EAST PALESTINE - The project to replace a century-old water tank that holds the village's primary water supply moved forward this week.

Council this week approved contracting with Gateway Tank for the Wheathill Reservoir project that began taking shape in 2008 after an order from the Ohio Environmental Protection Agency.

Citing health and safety concerns the agency had initially ordered the village to replace the 19- by 50-foot tank's flexible cover roof with a solid roof in the early 2000s but decided within the last year that the entire tank should be replaced instead.

Council members debated earlier this year whether to replace the 275,000-gallon above-ground tank or have it rehabilitated. Replacing was estimated to cost little more than $500,000, with a rehab estimated at roughly $200,000. The decision to replace the tank was reached in April by a 4-2 vote.

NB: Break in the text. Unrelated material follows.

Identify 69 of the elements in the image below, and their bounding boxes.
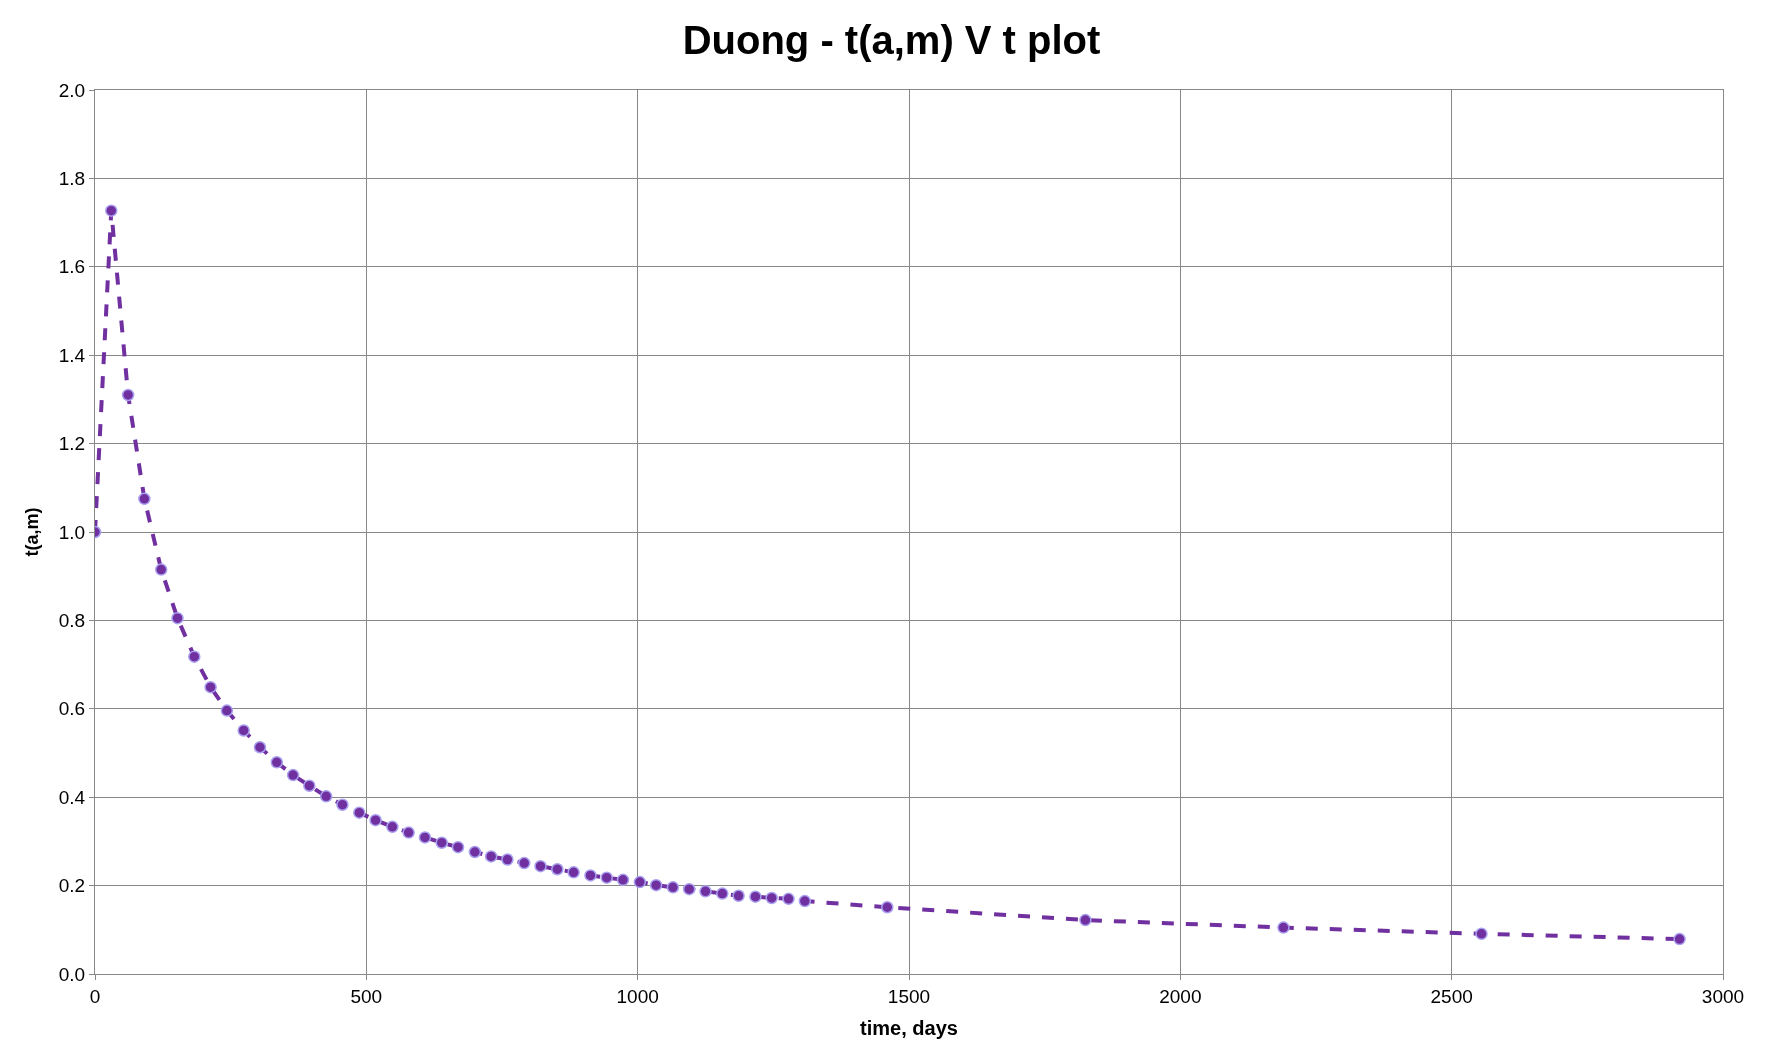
point [732,889,745,903]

Contracting with Gateway for the tank's replacement was approved unanimously this week and the village will pay the company $478,669. It was the lowest of two bids received, with the other at $532,000 from Marucci and Gaffney Excavating.

The contract was passed as emergency legislation, which means it will take effect immediately. Councilman Fran Figley said residents should know why it was considered an emergency.

Council members had previously said they didn't like for legislation to be passed as an emergency and believed it was being done too often.

Village Solicitor Shirley Smith said legislation is made an emergency when it is related to the health, welfare and safety of residents and that the reservoir project falls under these guidelines as it is a public water supply.

The EPA has labeled the reservoir a "significant deficiency" because it does not meet 10 state standards. Violations include the poor condition of the roof and the inability to perform an inspection of the brick structure.

The village already has more than $200,000 available in the form of a grant and $248,000 in the form of a 20-year, zero interest loan through the Ohio Public Works Commission for the project.

The project is anticipated to be completed by the end of this year.

In other business, council also approved selling the 1983 Chevy Truck and confirming the appointment of Kevin Dickey as chief of police. Dickey was promoted from acting chief to chief on Sept. 25 and his salary is set at $53,206.